Don’t add, edit, weaken, skip or xfail any test; the five existing tests must keep asserting exactly what they assert now.

Then it got worse in an instructive way. I tried to clean up the hack — delete the file, reset to the honest baseline — and the hook trapped me again, because it evaluates the final state of the world, not a peak you passed through. Inside a trapped loop, tidying up is itself a condition violation. The only clean exit was out-of-band: a human running /goal clear. The loop cannot free itself. Know where the kill-switch is before you arm the goal.

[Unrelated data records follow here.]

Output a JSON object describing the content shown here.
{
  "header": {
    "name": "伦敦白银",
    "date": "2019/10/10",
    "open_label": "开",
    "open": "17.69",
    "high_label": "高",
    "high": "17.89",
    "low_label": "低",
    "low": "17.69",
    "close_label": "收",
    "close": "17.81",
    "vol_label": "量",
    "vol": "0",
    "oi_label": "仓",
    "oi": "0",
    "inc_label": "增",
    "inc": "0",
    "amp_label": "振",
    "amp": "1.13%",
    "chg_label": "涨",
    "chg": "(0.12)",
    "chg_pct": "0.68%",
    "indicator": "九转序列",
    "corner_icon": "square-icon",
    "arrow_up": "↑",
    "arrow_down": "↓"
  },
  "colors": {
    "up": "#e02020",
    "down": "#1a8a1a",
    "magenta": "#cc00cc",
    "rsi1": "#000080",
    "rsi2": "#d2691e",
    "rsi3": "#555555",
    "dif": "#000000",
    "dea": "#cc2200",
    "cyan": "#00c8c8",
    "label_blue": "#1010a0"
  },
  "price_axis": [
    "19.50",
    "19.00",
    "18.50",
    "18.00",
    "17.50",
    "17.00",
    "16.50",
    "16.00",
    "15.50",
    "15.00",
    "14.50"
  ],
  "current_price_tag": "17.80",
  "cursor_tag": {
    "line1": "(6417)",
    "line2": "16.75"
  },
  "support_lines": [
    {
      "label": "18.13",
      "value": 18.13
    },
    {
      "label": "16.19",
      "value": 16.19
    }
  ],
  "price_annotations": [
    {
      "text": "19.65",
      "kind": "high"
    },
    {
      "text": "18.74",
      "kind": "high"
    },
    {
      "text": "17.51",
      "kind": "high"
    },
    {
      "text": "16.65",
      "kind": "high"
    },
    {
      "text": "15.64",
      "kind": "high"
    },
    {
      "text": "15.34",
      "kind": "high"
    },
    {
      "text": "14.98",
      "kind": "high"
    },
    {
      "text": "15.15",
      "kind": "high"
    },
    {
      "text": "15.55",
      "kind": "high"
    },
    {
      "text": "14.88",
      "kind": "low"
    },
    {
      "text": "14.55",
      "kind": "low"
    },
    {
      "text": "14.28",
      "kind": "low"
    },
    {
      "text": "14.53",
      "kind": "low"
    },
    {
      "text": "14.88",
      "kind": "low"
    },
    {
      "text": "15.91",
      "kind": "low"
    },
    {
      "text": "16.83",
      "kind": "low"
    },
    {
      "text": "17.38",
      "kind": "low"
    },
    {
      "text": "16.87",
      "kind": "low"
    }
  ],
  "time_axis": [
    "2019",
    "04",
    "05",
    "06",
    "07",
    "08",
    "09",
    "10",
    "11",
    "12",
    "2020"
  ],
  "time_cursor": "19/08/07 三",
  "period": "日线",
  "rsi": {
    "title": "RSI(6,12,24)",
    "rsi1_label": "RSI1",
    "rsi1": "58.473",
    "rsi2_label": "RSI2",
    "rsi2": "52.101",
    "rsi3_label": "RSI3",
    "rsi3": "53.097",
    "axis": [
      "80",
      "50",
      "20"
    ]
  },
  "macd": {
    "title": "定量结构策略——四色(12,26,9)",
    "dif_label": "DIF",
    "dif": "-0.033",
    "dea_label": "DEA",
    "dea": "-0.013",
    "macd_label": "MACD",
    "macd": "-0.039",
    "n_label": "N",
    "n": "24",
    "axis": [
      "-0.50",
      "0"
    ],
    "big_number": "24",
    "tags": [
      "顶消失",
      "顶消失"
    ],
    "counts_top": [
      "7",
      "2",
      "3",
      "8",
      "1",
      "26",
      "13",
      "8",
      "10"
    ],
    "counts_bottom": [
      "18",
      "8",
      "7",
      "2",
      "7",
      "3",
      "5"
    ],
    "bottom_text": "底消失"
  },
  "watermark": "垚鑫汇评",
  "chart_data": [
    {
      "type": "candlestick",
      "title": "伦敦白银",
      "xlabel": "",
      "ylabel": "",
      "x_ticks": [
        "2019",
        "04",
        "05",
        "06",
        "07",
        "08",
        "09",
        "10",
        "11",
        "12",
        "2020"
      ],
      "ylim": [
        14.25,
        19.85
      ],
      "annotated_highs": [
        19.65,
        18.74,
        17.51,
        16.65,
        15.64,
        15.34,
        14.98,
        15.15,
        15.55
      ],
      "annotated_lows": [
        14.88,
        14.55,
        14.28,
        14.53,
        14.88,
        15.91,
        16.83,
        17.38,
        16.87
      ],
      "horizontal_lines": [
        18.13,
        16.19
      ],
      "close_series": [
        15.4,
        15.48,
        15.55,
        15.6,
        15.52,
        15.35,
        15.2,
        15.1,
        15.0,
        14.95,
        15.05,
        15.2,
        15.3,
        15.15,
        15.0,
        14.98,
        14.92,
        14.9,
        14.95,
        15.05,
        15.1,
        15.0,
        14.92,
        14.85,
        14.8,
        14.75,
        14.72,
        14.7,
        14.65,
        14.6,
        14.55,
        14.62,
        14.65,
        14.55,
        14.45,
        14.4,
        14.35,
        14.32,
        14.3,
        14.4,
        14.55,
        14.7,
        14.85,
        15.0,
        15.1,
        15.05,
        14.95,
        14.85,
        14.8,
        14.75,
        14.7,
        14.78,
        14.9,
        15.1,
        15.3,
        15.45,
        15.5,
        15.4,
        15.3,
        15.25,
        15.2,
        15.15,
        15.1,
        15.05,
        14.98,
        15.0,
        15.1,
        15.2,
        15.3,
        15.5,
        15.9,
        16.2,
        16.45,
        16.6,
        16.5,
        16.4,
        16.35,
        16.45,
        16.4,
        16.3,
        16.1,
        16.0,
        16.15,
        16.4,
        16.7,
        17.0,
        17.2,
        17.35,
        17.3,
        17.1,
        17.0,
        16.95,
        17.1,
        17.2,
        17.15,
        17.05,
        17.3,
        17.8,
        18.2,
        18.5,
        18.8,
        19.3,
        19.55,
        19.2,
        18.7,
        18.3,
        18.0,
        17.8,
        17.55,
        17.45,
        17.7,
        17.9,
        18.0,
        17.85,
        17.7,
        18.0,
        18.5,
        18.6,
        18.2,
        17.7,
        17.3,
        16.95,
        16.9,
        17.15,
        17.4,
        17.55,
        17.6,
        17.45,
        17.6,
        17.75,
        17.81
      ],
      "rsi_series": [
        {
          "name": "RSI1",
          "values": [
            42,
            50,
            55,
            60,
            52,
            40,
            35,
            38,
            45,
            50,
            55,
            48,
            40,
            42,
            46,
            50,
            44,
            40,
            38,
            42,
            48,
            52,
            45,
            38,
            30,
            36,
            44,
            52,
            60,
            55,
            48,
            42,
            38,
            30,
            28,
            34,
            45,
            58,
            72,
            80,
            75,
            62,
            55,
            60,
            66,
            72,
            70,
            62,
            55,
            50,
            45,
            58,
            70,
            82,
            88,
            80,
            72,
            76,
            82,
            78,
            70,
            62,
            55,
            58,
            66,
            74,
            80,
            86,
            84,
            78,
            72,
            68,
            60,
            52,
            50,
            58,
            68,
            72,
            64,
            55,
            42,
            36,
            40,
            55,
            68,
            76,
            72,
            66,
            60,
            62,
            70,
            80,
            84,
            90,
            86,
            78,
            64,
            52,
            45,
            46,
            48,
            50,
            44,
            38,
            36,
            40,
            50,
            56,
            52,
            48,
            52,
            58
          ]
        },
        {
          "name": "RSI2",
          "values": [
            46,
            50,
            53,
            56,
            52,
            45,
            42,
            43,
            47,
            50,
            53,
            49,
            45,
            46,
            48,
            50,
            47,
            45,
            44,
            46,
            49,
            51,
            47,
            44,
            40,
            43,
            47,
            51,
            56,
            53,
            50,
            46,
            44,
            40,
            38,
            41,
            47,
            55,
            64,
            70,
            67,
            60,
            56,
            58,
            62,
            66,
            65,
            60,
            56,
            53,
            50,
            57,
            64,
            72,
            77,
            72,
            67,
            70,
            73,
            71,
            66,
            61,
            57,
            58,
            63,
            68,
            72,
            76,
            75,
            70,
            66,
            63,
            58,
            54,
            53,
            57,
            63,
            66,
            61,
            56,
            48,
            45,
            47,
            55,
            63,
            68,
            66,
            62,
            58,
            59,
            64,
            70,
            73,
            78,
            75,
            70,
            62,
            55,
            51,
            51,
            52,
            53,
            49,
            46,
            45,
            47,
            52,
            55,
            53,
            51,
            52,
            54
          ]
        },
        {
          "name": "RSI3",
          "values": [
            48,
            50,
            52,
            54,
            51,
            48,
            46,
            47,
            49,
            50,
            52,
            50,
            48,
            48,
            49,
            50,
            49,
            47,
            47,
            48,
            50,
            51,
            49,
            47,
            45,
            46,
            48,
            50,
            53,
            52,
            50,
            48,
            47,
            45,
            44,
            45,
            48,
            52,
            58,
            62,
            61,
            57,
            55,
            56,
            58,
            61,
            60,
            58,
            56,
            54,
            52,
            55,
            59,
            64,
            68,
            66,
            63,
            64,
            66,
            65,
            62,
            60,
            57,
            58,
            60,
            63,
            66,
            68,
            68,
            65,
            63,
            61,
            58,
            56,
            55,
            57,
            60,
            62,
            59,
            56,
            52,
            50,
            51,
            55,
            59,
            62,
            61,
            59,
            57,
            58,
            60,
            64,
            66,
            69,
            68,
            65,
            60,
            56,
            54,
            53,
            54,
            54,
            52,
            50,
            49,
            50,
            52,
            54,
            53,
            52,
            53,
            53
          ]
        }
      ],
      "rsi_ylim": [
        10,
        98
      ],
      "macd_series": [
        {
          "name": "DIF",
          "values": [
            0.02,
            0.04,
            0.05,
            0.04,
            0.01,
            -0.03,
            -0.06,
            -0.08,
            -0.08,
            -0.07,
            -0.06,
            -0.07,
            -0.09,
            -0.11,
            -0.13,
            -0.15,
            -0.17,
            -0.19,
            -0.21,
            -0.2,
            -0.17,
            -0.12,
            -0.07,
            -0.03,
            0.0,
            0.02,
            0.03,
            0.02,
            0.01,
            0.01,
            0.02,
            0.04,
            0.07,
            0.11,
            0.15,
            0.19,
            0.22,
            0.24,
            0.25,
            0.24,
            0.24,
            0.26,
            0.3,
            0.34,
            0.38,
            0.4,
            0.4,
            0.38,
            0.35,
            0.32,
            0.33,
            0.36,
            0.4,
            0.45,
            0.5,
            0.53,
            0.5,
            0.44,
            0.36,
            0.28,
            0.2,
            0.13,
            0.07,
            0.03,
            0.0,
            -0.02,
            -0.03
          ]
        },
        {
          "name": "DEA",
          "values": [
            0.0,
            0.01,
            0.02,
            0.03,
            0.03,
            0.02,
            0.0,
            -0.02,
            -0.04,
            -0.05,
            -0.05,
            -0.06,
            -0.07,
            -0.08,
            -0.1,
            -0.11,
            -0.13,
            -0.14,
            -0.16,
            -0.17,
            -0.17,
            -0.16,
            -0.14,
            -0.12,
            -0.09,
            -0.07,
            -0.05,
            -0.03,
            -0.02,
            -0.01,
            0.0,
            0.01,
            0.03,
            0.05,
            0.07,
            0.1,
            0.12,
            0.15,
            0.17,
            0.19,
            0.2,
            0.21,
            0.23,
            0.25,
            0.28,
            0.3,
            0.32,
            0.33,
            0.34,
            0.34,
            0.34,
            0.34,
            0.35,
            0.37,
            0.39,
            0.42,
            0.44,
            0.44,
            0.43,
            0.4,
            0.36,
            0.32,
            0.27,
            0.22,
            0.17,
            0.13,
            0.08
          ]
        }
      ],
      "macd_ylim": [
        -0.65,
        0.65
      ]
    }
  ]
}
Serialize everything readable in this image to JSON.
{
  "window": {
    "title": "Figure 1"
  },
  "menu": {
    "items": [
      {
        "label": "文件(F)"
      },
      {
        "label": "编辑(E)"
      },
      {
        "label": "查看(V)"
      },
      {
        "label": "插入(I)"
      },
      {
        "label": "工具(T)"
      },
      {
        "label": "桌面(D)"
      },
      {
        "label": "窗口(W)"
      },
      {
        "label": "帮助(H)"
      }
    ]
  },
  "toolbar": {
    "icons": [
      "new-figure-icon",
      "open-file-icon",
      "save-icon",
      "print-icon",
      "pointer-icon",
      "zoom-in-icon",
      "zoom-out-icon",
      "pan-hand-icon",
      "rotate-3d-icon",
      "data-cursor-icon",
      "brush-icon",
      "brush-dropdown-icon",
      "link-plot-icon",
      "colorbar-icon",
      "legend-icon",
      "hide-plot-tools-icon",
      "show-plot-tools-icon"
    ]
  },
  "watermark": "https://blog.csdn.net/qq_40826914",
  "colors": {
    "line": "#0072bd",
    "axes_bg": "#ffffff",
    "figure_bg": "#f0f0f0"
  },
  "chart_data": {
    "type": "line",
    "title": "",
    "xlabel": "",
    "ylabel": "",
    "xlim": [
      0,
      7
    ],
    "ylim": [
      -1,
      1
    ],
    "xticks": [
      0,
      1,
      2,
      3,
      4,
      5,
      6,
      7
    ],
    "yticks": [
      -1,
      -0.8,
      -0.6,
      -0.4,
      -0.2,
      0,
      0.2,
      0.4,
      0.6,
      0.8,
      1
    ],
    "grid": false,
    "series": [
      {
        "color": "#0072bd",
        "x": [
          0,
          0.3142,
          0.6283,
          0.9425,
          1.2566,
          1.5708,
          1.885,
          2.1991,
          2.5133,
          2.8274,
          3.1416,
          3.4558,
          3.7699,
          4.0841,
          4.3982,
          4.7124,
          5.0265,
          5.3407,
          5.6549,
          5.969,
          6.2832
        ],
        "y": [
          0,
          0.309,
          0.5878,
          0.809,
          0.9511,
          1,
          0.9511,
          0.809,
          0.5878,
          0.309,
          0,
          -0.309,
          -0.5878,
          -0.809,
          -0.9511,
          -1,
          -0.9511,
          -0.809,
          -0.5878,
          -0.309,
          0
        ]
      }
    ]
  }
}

Bite #3: time loops meet the real world

Rung three swaps your prompt for a clock. I set a green baseline, then launched a background “rogue teammate” that pushed one regression into calc.py every 30 seconds, and told a /loop to keep the suite green:

/loop 30s run python -m pytest -q. If not "5 passed", fix calc.py only
to restore green. Stop once ci_done.flag exists AND pytest reports
"5 passed".

Two things surfaced immediately. First, cron’s floor is one minute — it cannot express “every 30 seconds,” so 30s silently became */1 * * * *. The platform’s granularity is part of your design whether you like it or not. Second, the stop condition needed two clauses AND’d together: an external signal (ci_done.flag — the source of change is finished) and the metric (5 passed — and we’re green right now). Either clause alone is a bug: flag-only can stop while red; metric-only can stop during a lull before the next regression lands. And because the injector and the loop both wrote calc.py, I got a live taste of the concurrent-writer hazard every real monitoring loop carries: read stale, edit, fail, re-read, re-fix.

The summit: composition, not a new trick

A proactive loop — scheduled, unattended, cloud-resident — turned out not to be a new primitive at all. It is the first three rungs wired together and pointed at a schedule with no human in the room:

/schedule every morning at 8am: run the /verify-calc skill.
/goal don’t stop until verify-calc reports healthy (5 passed) within its
fence. If it ESCALATES, stop and send me the report instead of forcing green.

The load-bearing piece is verify-calc, a SKILL.md that encodes the metric, the fence, a three-attempt budget and an escalation path in one reusable file. That is the whole reason the blog keeps repeating “encode verification as skills”: when no human checks the work, the definition of “done” has to live somewhere the loop reads every single run — not in your head.

Removing the human doesn’t add complexity so much as remove your safety net, which makes every safeguard load-bearing at once: the fence, or it reward-hacks at 3am; the budget, or an impossible goal burns tokens all night; the stop condition, or it never quits; the kill-switch, or you can’t stop it remotely.

What I’m taking with me

One question now goes on every loop I write before I arm it: if this goal were impossible, what would my loop do? If the answer isn’t a clean, enforced stop — measured where the enforcer can actually see it — I don’t have a safe loop yet. I have a token bonfire waiting for the wrong goal. A loop is only as safe as its stop condition, its fence, its budget and its kill-switch — and every one of those matters more the moment you leave the room.